Gülistan’ın arama çalışmalarında barajda 3 kişinin cansız bedenine ulaşıldığını hatırlatan Malay, kaybolanların cesedinin barajda bulunduğunu, ancak Gülistan’ın ise 5 aydır bulunmadığına vurgu yaptı. Malay, “İlk günden bu yana suda olduğuna dair algı yarattılar. Bu insanlar bulunuyorsa Gülistan 4 aydır nasıl bulunamıyor, baş şüpheli Zainal Abarakov, neden gözaltına alınmadı, şüpheliler nerede?” diye sordu. Arama çalışmalarının sadece suda yapıldığını ifade eden Malay, şöyle devam etti: “Gülistan için ifade vermiştim, fakat günler sonra ifademin benim olmadığını, ifademin değiştirildiğini fark ettim. Savcılığa böyle bir ifadenin bana ait olmadığını sözlü bir şekilde dile getirdim. Ancak bir şey yapılmadı. Gülistan arkadaşımızı buluna kadar ne olursa olsun sormaya devam edeceğiz”
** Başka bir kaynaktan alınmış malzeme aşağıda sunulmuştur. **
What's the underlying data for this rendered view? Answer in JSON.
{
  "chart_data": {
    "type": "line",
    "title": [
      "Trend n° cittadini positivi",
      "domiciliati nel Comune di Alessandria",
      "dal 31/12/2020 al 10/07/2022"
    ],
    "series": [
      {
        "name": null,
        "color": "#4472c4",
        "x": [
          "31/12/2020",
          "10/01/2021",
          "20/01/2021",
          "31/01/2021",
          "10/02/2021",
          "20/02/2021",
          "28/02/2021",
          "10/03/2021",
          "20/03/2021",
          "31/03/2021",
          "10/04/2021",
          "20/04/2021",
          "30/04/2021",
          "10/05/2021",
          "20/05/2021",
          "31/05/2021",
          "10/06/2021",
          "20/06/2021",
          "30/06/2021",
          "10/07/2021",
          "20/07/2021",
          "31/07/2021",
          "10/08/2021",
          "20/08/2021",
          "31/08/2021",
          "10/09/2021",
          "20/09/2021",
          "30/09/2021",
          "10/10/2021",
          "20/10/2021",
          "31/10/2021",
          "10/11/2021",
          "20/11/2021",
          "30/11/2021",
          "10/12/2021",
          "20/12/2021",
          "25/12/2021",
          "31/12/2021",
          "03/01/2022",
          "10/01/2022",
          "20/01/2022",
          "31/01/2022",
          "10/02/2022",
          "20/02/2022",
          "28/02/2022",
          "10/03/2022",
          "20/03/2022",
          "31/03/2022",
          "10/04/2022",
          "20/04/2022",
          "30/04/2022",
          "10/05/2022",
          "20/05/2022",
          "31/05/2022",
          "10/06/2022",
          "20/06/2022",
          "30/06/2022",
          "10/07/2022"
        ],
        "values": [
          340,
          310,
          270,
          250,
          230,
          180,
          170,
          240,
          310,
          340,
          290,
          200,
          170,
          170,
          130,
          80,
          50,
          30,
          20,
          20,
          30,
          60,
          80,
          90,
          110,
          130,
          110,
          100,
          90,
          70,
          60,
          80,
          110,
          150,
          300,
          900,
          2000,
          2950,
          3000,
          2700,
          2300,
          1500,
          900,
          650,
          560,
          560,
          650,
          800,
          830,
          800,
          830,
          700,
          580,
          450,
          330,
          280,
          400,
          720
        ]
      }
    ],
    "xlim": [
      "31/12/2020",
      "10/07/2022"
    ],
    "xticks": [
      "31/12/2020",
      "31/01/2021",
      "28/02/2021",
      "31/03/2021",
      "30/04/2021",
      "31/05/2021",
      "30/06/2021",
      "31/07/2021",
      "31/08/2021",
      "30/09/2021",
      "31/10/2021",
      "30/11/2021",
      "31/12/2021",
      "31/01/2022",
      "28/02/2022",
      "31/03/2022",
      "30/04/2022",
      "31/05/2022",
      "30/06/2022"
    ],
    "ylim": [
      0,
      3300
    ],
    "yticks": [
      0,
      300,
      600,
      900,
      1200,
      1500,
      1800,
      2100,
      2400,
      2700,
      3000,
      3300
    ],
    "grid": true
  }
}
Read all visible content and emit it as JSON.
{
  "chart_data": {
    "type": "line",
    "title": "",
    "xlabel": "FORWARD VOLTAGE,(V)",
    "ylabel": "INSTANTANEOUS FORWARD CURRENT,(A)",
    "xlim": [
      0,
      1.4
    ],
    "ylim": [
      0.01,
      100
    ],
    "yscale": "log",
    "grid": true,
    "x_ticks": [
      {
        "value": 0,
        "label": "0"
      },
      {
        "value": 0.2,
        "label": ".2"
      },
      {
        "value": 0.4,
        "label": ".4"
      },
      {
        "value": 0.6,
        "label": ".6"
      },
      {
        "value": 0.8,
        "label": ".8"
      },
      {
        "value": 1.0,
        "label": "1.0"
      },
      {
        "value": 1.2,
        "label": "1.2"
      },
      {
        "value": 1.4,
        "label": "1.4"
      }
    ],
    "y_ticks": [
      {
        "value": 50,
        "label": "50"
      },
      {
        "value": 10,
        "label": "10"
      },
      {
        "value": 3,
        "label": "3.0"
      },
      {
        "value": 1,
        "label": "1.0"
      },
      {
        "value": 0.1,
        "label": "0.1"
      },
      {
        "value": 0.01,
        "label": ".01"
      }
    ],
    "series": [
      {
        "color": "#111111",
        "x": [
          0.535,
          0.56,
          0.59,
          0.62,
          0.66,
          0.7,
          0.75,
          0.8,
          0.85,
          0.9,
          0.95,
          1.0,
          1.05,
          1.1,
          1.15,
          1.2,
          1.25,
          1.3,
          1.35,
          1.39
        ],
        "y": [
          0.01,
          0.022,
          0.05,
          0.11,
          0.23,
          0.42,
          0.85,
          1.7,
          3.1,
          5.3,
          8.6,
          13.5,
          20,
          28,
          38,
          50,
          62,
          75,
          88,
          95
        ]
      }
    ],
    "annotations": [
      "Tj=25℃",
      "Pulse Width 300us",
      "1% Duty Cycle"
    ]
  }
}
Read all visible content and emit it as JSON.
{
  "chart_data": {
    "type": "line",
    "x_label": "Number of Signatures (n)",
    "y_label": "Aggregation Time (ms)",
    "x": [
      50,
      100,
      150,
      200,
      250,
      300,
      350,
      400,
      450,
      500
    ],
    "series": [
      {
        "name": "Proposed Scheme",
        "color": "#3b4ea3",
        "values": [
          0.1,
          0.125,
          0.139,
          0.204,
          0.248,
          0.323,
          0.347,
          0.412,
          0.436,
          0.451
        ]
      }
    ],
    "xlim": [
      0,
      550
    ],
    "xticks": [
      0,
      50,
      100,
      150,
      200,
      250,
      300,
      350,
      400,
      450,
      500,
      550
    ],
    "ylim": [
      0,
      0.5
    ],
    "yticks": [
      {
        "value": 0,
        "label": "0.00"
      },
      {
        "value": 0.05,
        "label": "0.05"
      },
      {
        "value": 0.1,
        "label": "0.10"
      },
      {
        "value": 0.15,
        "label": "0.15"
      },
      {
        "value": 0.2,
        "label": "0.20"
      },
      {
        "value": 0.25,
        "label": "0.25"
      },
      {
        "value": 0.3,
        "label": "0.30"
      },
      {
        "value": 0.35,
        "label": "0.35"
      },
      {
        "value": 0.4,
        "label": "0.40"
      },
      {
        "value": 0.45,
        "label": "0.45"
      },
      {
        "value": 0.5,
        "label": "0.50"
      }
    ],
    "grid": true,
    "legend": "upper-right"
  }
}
‘BİZİ SUYA YÖNLENDİRİYORLAR’

Gülistan’la üniversiteye başladıklarından bu yana arkadaş olduklarını anlatan Beritan Gengeç ise şunları söyledi: “Kadınlar gününde beraber halay çekmiştik. 25 Kasım’da yan yana elimizde pankartlar vardı. Pankartlarımız arasında bir yarış varmış gibi benden daha çok yukarı kaldırmaya çalışıyordu. Taşıdığı pankartı da kendisi seçmişti. Birlikte küçük notlar yazardık o saklardı anı olarak, intihar mektubu diye çıkan not da bunlardan biriydi. O notta aramızda şakalaşmıştık ve Gülistan da anı olarak saklamıştı. Fakat bunu intihar mektubu diye lanse ettiler. Gülistan öldürülüp başka bir yere saklamış olabilirler. Bizi sürekli suya yönlendiriyorlar. Gülistan’ın eski erkek arkadaşı Zainal ona zarar vermiş olabilir. Cinayet üzerinde durmayıp sadece intihar etme ihtimalinin değerlendirilmesiyle olayı örtbas etmeye çalışılıyor olabilirler. Gülistan’ı bulmadan susmayacağız. En başından beri söylüyoruz. Gülistan intihar edecek biri değil. Arkadaşımızın ifadesinin değiştirilmesi de gösteriyor ki bu olayın üstünü kapatmak istiyorlar.”